Come i suoi contemporanei, Freud ha notevolmente esagerato l'importanza della paura e del divieto nelle società preindustriali. Gli antropologi moderni si sono presto resi conto che le persone che studiavano non vivevano in un mondo dominato da divieti di ogni tipo. È interessante notare che il capitano Cook aveva visto i tabù dei polinesiani come più divertenti che spaventosi, e più tardi, antropologi modernisti come Bronislaw Malinowski (1884-1942) e autori nativi delle società tribali hanno commentato allo stesso modo la variabilità degli atteggiamenti verso i tabù. A un estremo c'è la stretta aderenza dei religiosi alle restrizioni dietetiche, un atteggiamento che è probabile che si trovi tra i sofisticati urbani come tribù isolate, e dall'altro l'attenzione rilassata e umoristica notata da Cook. All'inizio degli anni 2000 gli antropologi non lo consideravano più tabù essere una categoria unitaria. Malinowski ha affermato che i tabù sono osservati più rigorosamente nelle arene in cui è meno probabile che la competenza tecnica produca risultati prevedibili, un'osservazione successivamente estesa allo studio degli atleti professionisti contemporanei, che spesso osservano rituali e tabù personali con grande rigore prima delle partite principali.

Il termine stesso rimane utile, poiché non ci sono altre parole per riferirsi a ciò che è sia pericoloso che proibito. È riemerso a metà del XX secolo nel lavoro dell'antropologo Marvin Harris, il quale considerava che tutti i divieti, e in particolare i tabù alimentari, non sono arbitrari ma derivano dalle condizioni materiali in cui le persone vivono: il tabù sul mangiare mucca o maiale era dettata dalle condizioni economiche in cui vivevano indù e arabi.
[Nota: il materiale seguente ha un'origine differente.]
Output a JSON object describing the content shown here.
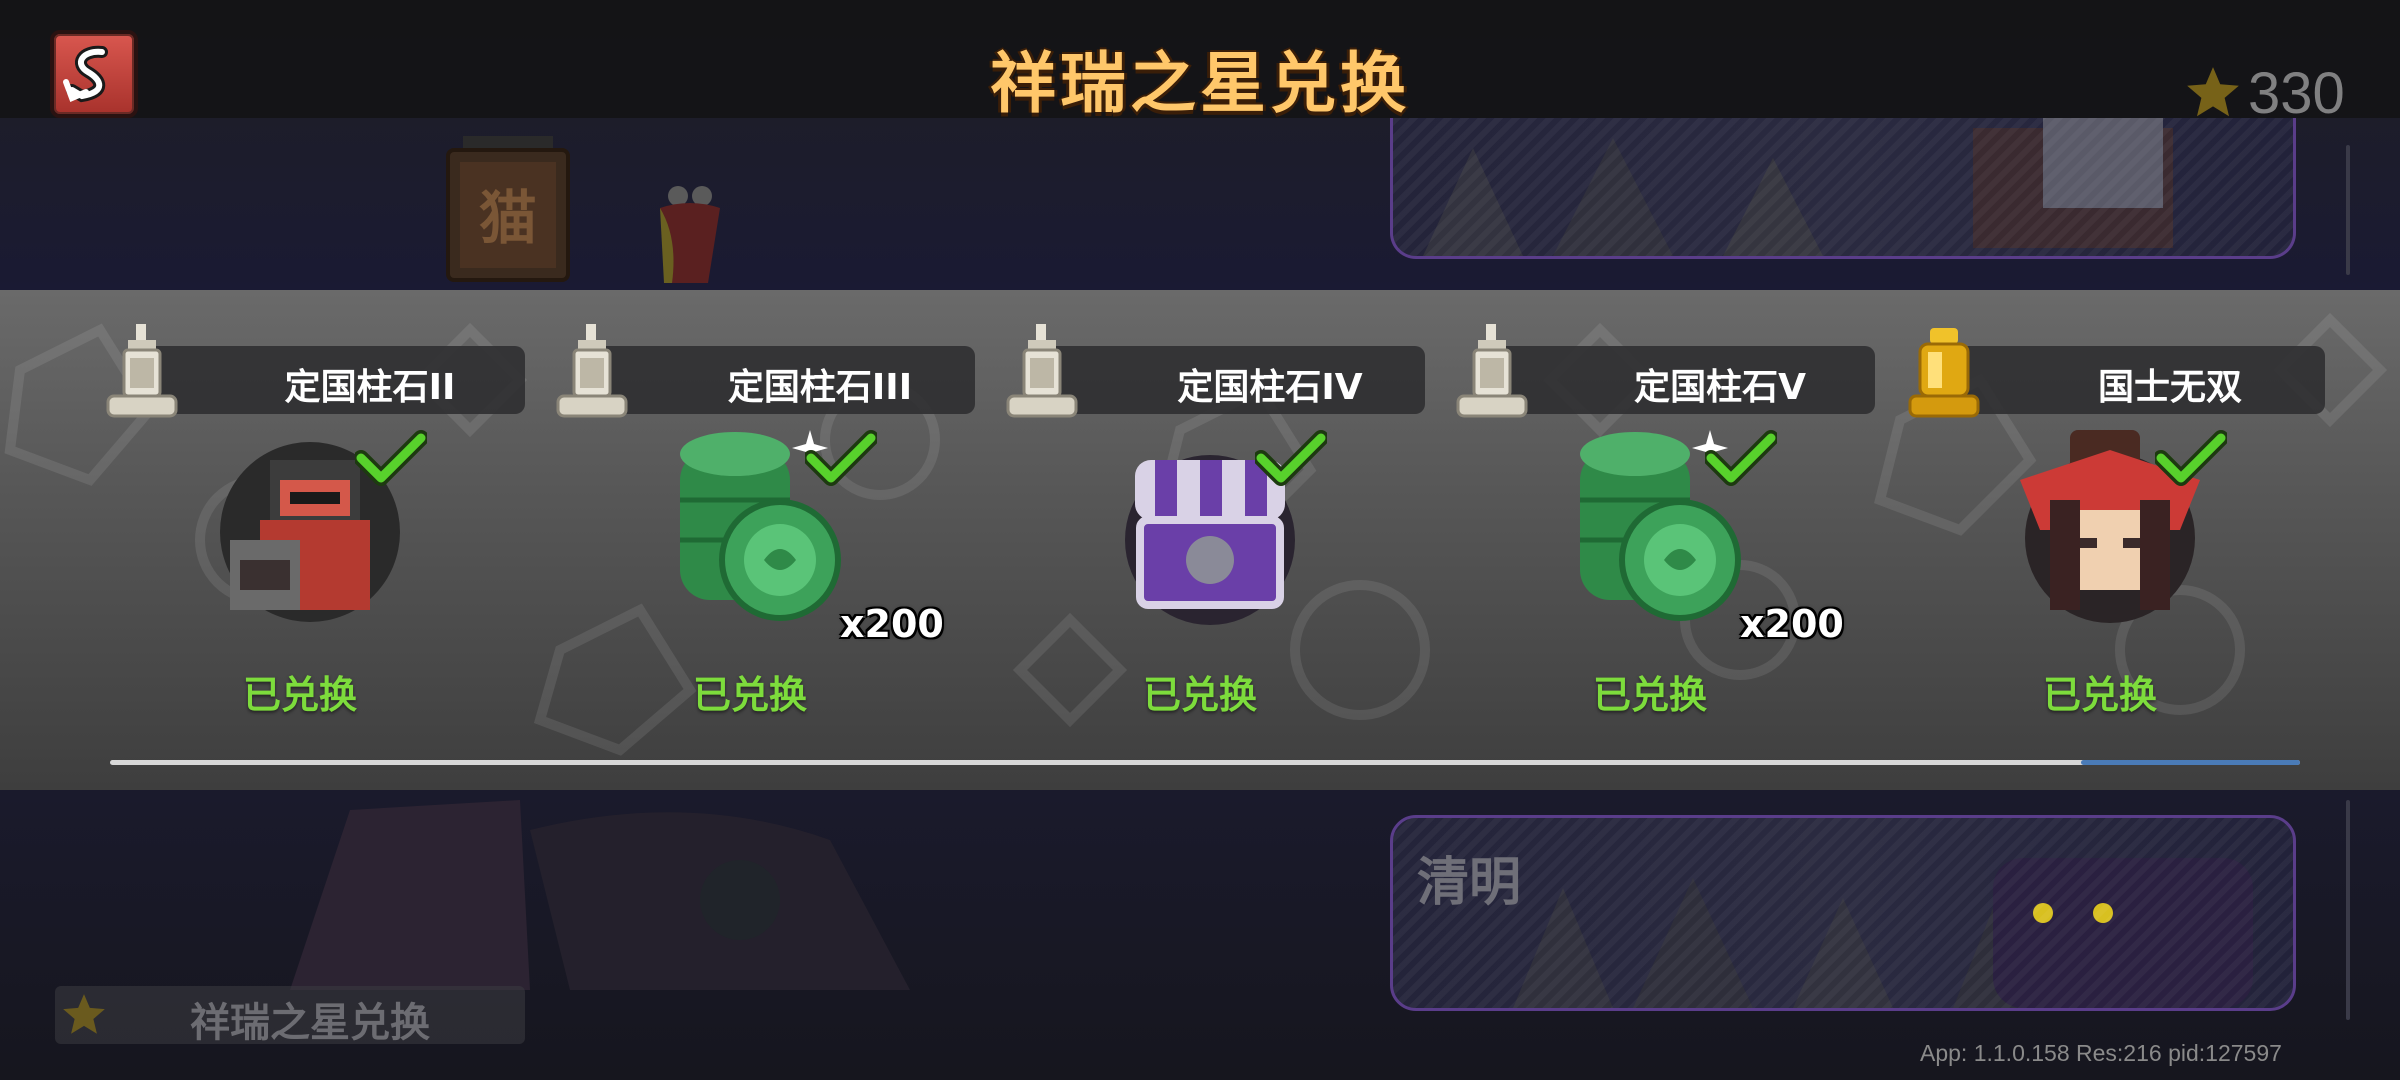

Nel complesso, le spiegazioni di Harris sono piuttosto poco convincenti e certamente non riescono a stabilire una vera determinazione. In un altro senso, Mary Douglas osserva che i tabù della purezza non possono essere spiegati da considerazioni di pulizia. La sporcizia, sostiene, deve essere intesa prima di tutto all'interno di un sistema di simboli e non può essere presa come un fenomeno isolato: ciò che è puro esiste solo come il contrario di ciò che è impuro. Pertanto, i tabù appartengono a una categoria oa un sistema di classificazione.
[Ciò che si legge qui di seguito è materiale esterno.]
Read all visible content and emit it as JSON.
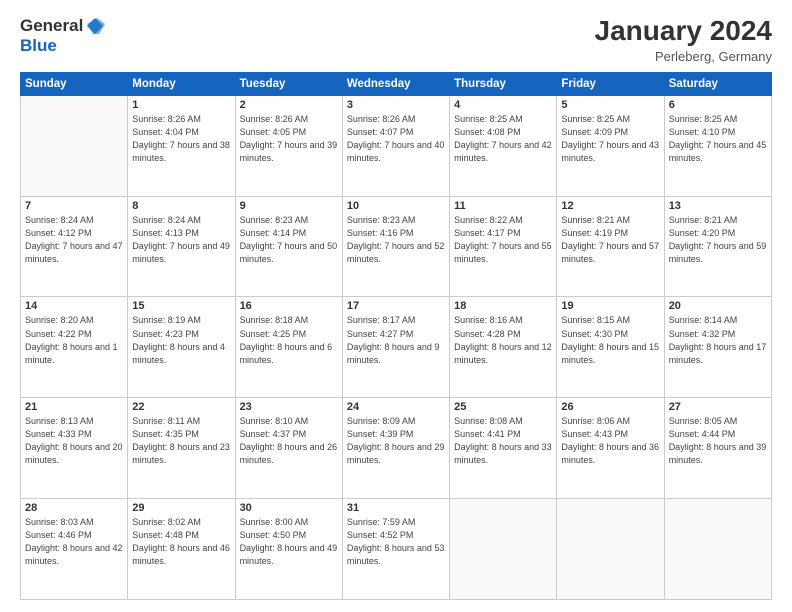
{
  "logo": {
    "general": "General",
    "blue": "Blue"
  },
  "title": "January 2024",
  "location": "Perleberg, Germany",
  "days_of_week": [
    "Sunday",
    "Monday",
    "Tuesday",
    "Wednesday",
    "Thursday",
    "Friday",
    "Saturday"
  ],
  "weeks": [
    [
      {
        "day": "",
        "sunrise": "",
        "sunset": "",
        "daylight": ""
      },
      {
        "day": "1",
        "sunrise": "Sunrise: 8:26 AM",
        "sunset": "Sunset: 4:04 PM",
        "daylight": "Daylight: 7 hours and 38 minutes."
      },
      {
        "day": "2",
        "sunrise": "Sunrise: 8:26 AM",
        "sunset": "Sunset: 4:05 PM",
        "daylight": "Daylight: 7 hours and 39 minutes."
      },
      {
        "day": "3",
        "sunrise": "Sunrise: 8:26 AM",
        "sunset": "Sunset: 4:07 PM",
        "daylight": "Daylight: 7 hours and 40 minutes."
      },
      {
        "day": "4",
        "sunrise": "Sunrise: 8:25 AM",
        "sunset": "Sunset: 4:08 PM",
        "daylight": "Daylight: 7 hours and 42 minutes."
      },
      {
        "day": "5",
        "sunrise": "Sunrise: 8:25 AM",
        "sunset": "Sunset: 4:09 PM",
        "daylight": "Daylight: 7 hours and 43 minutes."
      },
      {
        "day": "6",
        "sunrise": "Sunrise: 8:25 AM",
        "sunset": "Sunset: 4:10 PM",
        "daylight": "Daylight: 7 hours and 45 minutes."
      }
    ],
    [
      {
        "day": "7",
        "sunrise": "Sunrise: 8:24 AM",
        "sunset": "Sunset: 4:12 PM",
        "daylight": "Daylight: 7 hours and 47 minutes."
      },
      {
        "day": "8",
        "sunrise": "Sunrise: 8:24 AM",
        "sunset": "Sunset: 4:13 PM",
        "daylight": "Daylight: 7 hours and 49 minutes."
      },
      {
        "day": "9",
        "sunrise": "Sunrise: 8:23 AM",
        "sunset": "Sunset: 4:14 PM",
        "daylight": "Daylight: 7 hours and 50 minutes."
      },
      {
        "day": "10",
        "sunrise": "Sunrise: 8:23 AM",
        "sunset": "Sunset: 4:16 PM",
        "daylight": "Daylight: 7 hours and 52 minutes."
      },
      {
        "day": "11",
        "sunrise": "Sunrise: 8:22 AM",
        "sunset": "Sunset: 4:17 PM",
        "daylight": "Daylight: 7 hours and 55 minutes."
      },
      {
        "day": "12",
        "sunrise": "Sunrise: 8:21 AM",
        "sunset": "Sunset: 4:19 PM",
        "daylight": "Daylight: 7 hours and 57 minutes."
      },
      {
        "day": "13",
        "sunrise": "Sunrise: 8:21 AM",
        "sunset": "Sunset: 4:20 PM",
        "daylight": "Daylight: 7 hours and 59 minutes."
      }
    ],
    [
      {
        "day": "14",
        "sunrise": "Sunrise: 8:20 AM",
        "sunset": "Sunset: 4:22 PM",
        "daylight": "Daylight: 8 hours and 1 minute."
      },
      {
        "day": "15",
        "sunrise": "Sunrise: 8:19 AM",
        "sunset": "Sunset: 4:23 PM",
        "daylight": "Daylight: 8 hours and 4 minutes."
      },
      {
        "day": "16",
        "sunrise": "Sunrise: 8:18 AM",
        "sunset": "Sunset: 4:25 PM",
        "daylight": "Daylight: 8 hours and 6 minutes."
      },
      {
        "day": "17",
        "sunrise": "Sunrise: 8:17 AM",
        "sunset": "Sunset: 4:27 PM",
        "daylight": "Daylight: 8 hours and 9 minutes."
      },
      {
        "day": "18",
        "sunrise": "Sunrise: 8:16 AM",
        "sunset": "Sunset: 4:28 PM",
        "daylight": "Daylight: 8 hours and 12 minutes."
      },
      {
        "day": "19",
        "sunrise": "Sunrise: 8:15 AM",
        "sunset": "Sunset: 4:30 PM",
        "daylight": "Daylight: 8 hours and 15 minutes."
      },
      {
        "day": "20",
        "sunrise": "Sunrise: 8:14 AM",
        "sunset": "Sunset: 4:32 PM",
        "daylight": "Daylight: 8 hours and 17 minutes."
      }
    ],
    [
      {
        "day": "21",
        "sunrise": "Sunrise: 8:13 AM",
        "sunset": "Sunset: 4:33 PM",
        "daylight": "Daylight: 8 hours and 20 minutes."
      },
      {
        "day": "22",
        "sunrise": "Sunrise: 8:11 AM",
        "sunset": "Sunset: 4:35 PM",
        "daylight": "Daylight: 8 hours and 23 minutes."
      },
      {
        "day": "23",
        "sunrise": "Sunrise: 8:10 AM",
        "sunset": "Sunset: 4:37 PM",
        "daylight": "Daylight: 8 hours and 26 minutes."
      },
      {
        "day": "24",
        "sunrise": "Sunrise: 8:09 AM",
        "sunset": "Sunset: 4:39 PM",
        "daylight": "Daylight: 8 hours and 29 minutes."
      },
      {
        "day": "25",
        "sunrise": "Sunrise: 8:08 AM",
        "sunset": "Sunset: 4:41 PM",
        "daylight": "Daylight: 8 hours and 33 minutes."
      },
      {
        "day": "26",
        "sunrise": "Sunrise: 8:06 AM",
        "sunset": "Sunset: 4:43 PM",
        "daylight": "Daylight: 8 hours and 36 minutes."
      },
      {
        "day": "27",
        "sunrise": "Sunrise: 8:05 AM",
        "sunset": "Sunset: 4:44 PM",
        "daylight": "Daylight: 8 hours and 39 minutes."
      }
    ],
    [
      {
        "day": "28",
        "sunrise": "Sunrise: 8:03 AM",
        "sunset": "Sunset: 4:46 PM",
        "daylight": "Daylight: 8 hours and 42 minutes."
      },
      {
        "day": "29",
        "sunrise": "Sunrise: 8:02 AM",
        "sunset": "Sunset: 4:48 PM",
        "daylight": "Daylight: 8 hours and 46 minutes."
      },
      {
        "day": "30",
        "sunrise": "Sunrise: 8:00 AM",
        "sunset": "Sunset: 4:50 PM",
        "daylight": "Daylight: 8 hours and 49 minutes."
      },
      {
        "day": "31",
        "sunrise": "Sunrise: 7:59 AM",
        "sunset": "Sunset: 4:52 PM",
        "daylight": "Daylight: 8 hours and 53 minutes."
      },
      {
        "day": "",
        "sunrise": "",
        "sunset": "",
        "daylight": ""
      },
      {
        "day": "",
        "sunrise": "",
        "sunset": "",
        "daylight": ""
      },
      {
        "day": "",
        "sunrise": "",
        "sunset": "",
        "daylight": ""
      }
    ]
  ]
}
Come categoria generale, il concetto di tabù illustra le differenze che dividono gli antropologi contemporanei: coloro che cercano una comprensione generale dell'umanità trovano una certa utilità in concetti ampi come questo. Altri sostengono che possa essere utile solo a costo di un grave impoverimento delle realtà sociali. Tuttavia resta il fatto che non abbiamo altro concetto per descrivere i divieti socioreligiosi.